Version: (using KDE KDE 3.4.0) Installed from: Compiled From Sources OS: Linux In Konqueror, when clicking on an archive on a local drive, it is opened right there using the relevant kioslave, which is very useful. However, when clicking on an archive on a remote drive, e.g. sftp or smb, it is opened using "ark", which looks and feels very different to the Konqueror icon and tree views. That's confusing and inconsistent. The problem is that kioslaves can't be nested. When clicking on a local archive, the resulting URL is something like: tar:/dir/archive.tgz This means that the 'tar' slave directly accesses local files, which duplicates functionality of the 'file' slave and stops it from working on remote files (unless they're mounted locally of course). Ideally, ioslaves for archives would be wrappers around other slaves, thereby allowing for remote access, e.g.: tar:(file:/dir/archive.tgz) tar:(sftp://user@server/archive.tgz) The parentheses (or some other syntax) would be necessary to disambiguate directories when browsing into archives, e.g.: tar:(sftp://user@server/archive.zip)/dir In this way, nested archives would be possible too, e.g.: zip:(tar:(file:/dir/archive.tgz)/file.zip) I think this should be considered for KDE4.0.
Problems with that: 1) That address would no longer be a valid URL. We could come up with a "hostname" that encodes the real address, like zip://smb%3a%2f%2fserver%2fsharename%2ffile.zip/ but I am afraid that the hostname-strictness we have would also prevent that hostname (STD 3 compliance) 2) IOSlaves don't provide random-access functions. So, in order to do that, we have to download the file all over. That's what happens with ark, but not what happens on local files using the ioslaves.

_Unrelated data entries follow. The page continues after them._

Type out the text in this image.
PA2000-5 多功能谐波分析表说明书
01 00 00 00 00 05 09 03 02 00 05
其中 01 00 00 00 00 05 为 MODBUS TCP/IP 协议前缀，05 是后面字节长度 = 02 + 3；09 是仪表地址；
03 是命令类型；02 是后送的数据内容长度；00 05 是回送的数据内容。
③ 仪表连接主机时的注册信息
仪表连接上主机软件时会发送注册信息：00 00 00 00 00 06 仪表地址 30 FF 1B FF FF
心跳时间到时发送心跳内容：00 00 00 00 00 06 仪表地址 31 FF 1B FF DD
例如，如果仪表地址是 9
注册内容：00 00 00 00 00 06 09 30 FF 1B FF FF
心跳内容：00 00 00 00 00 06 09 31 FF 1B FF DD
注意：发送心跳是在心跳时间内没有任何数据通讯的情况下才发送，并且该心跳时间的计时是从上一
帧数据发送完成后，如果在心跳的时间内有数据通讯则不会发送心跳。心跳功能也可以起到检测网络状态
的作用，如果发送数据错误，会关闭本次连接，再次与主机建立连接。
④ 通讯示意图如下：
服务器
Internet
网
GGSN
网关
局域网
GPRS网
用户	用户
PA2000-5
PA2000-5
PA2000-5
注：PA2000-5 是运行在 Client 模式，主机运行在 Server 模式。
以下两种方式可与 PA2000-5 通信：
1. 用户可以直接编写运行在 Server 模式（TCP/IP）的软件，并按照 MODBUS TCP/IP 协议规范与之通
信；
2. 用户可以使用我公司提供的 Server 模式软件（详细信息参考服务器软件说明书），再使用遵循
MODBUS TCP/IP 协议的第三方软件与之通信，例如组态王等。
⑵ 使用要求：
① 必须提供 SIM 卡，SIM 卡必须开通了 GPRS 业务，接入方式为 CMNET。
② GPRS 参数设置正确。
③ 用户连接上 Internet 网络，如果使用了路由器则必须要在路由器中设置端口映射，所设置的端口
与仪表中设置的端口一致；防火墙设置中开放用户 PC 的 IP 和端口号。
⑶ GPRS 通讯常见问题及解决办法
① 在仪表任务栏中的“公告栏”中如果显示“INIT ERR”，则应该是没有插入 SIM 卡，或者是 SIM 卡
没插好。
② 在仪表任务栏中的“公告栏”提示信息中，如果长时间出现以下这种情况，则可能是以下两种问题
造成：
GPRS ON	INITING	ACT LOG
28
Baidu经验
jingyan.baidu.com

I accept this isn't a trivial request, but do you agree that nested ioslaves would be good for interface consistency and network transparency? KDE4 is a great opportunity to make these kinds of substantial changes. regarding 1) True, these addresses wouldn't be URLs as we know them, but should that be a showstopper? KURL could be extended to support nested protocols, whereby standard one-protocol URLs would just become a special case. I don't know what STD3 compliance entails, but I don't think the hostname encoding scheme would be a good idea anyway because it's not really human-readable and because it wouldn't allow for multiple nesting levels. Regarding 2) I don't think that would be a problem from the user's perspective, as long as the download is performed transparently, e.g. the user doesn't get to see the temp file address, and longer downloads are indicated by a progress bar, which is of course what already happens when applications access ioslaves. But perhaps it's a good time anyway to look at random-access functions in ioslaves for protocols that do support it?

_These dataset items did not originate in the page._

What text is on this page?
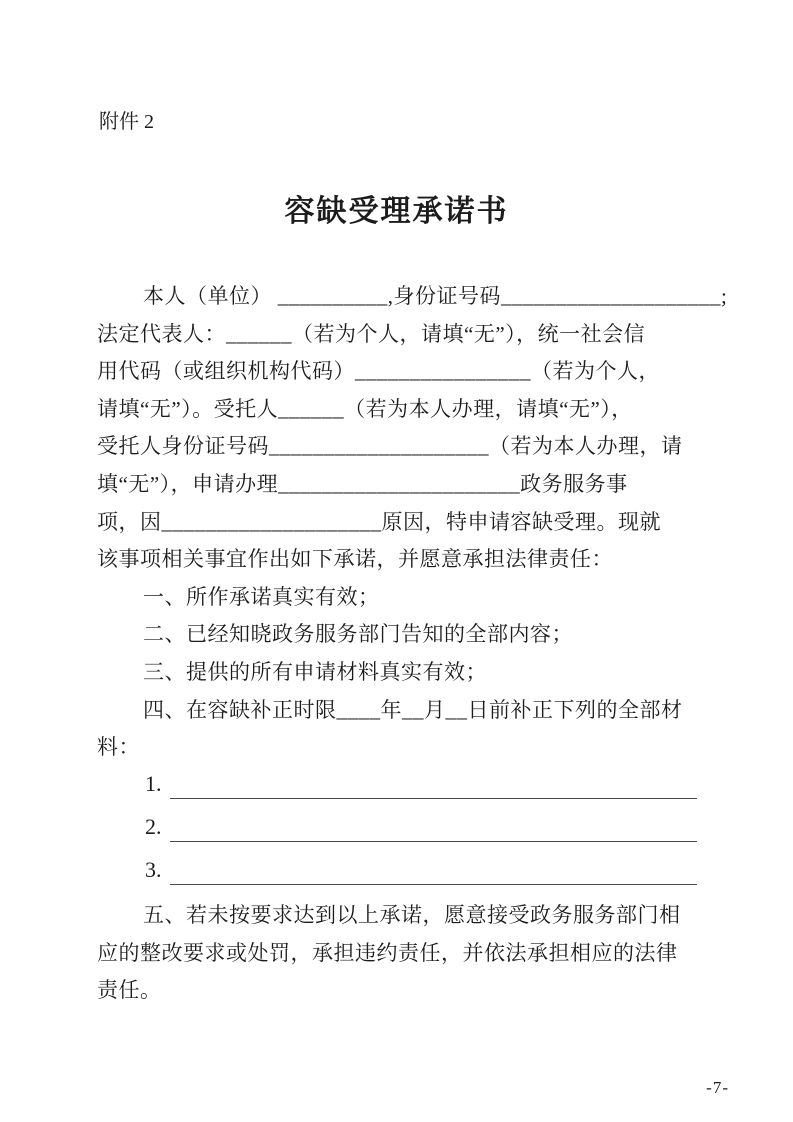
附件 2
容缺受理承诺书
本人（单位） __________,身份证号码____________________;
法定代表人：______（若为个人，请填“无”），统一社会信
用代码（或组织机构代码）________________（若为个人，
请填“无”）。受托人______（若为本人办理，请填“无”），
受托人身份证号码____________________（若为本人办理，请
填“无”），申请办理______________________政务服务事
项，因____________________原因，特申请容缺受理。现就
该事项相关事宜作出如下承诺，并愿意承担法律责任：
一、所作承诺真实有效；
二、已经知晓政务服务部门告知的全部内容；
三、提供的所有申请材料真实有效；
四、在容缺补正时限____年__月__日前补正下列的全部材
料：
1.
2.
3.
五、若未按要求达到以上承诺，愿意接受政务服务部门相
应的整改要求或处罚，承担违约责任，并依法承担相应的法律
责任。
-7-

Should the fact that you can't represent the address as an URL be a problem? Yes, a very grave one indeed. If it isn't an URL, it cannot be passed to other programs. Extending KURL to "accept" the broken URIs would be unwise, as we are trying to clean it up. Maybe we could conjure up a new URI scheme that would allow us to do that, but remember that URIs are a superset of URLs and not all programs can accept them. As for random-access functions, I fully agree with you.

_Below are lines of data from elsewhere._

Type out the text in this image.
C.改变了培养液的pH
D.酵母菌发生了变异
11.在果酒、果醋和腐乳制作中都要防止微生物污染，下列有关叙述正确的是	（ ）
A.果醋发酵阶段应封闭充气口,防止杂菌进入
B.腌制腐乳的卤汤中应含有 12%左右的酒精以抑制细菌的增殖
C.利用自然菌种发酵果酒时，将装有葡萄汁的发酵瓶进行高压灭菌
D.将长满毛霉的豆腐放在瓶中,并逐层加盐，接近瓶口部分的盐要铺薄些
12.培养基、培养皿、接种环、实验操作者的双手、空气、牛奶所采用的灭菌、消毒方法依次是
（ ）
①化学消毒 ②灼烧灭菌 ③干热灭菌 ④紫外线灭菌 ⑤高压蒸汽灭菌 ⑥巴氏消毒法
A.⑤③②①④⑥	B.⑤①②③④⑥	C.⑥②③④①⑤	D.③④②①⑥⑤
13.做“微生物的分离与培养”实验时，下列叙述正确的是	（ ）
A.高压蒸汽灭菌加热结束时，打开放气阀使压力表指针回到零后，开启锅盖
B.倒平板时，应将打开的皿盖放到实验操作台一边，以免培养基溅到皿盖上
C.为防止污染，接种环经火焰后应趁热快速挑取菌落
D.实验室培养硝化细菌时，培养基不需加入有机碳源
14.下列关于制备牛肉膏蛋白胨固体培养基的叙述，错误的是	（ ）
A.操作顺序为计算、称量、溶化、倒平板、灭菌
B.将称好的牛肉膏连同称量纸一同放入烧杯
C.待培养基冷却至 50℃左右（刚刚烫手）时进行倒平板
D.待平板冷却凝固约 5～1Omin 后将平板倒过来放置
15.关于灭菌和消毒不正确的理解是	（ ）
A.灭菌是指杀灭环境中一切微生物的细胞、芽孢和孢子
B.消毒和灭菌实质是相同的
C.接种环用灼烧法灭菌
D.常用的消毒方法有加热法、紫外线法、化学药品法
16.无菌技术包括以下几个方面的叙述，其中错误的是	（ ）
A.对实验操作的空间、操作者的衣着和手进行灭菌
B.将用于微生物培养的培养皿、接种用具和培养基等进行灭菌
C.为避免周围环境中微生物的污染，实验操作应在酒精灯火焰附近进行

If nested URLs were implemented in KURL and kio, wouldn't all KDE programs automatically be able to use them? In the case of non-KDE programs, they have to be tricked using temporary files anyway if they're supposed to work with ioslaves. So I'm not sure I understand the problem. As for cleaning up or splitting up KURL, I don't think that necessarily rules out extending its functionality, as long as it's done in a coherent and well though-out way. Thinking about it, things like tar and zip aren't really protocols, but filters, so perhaps a syntax along the following lines might be worth considering: sftp://user@server/dir/archive.tgz|tar/file This would allow for multiple filters without requiring parentheses and correspond nicely with shell syntax. (But I suspect the bar character isn't available to be used like that?)
There's no such thing as a nested URL. It's either a proper URL, or it's not. However, if we get decent URI support (which I intend to provide), we could invent an URI scheme of our own and do things like: accessing a file inside a remote tarball: multi:fish://me@server.domain.com/home/me/file.tar.gz,tar:/directory/file.c automatically uncompressing a gzip's content: multi:file:///home/thiago/text.ps.gz,gzip:/ It would probably be a good idea to try and standardise that as a FreeDesktop spec, so that we are allowed to pass them in %U/%u. It would also be possible to craft such a solution with the current implementation, using kioslaves: multi://me@server.domain.com/?p1=fish,home/me/file.tar.gz&p2=tar,directory/file.c multi:///?p1=file,home/thiago/text.ps.gz&p2=gzip What do you think? I prefer the URI way, since it's cleaner, but I'm not sure if it is supported by KIO currently. What it would lack is proper hostname-encoding, since KURL doesn't support URIs very well now. The second one, though, is fully compliant and would certainly be doable now. I am assuming the second and further ioslaves down the chain don't need hostnames, ports, usernames or passwords. Can you think of a situation where they would be required? (I can imagine people wanting to nest fish inside fish for proxying, but I don't think we should support that)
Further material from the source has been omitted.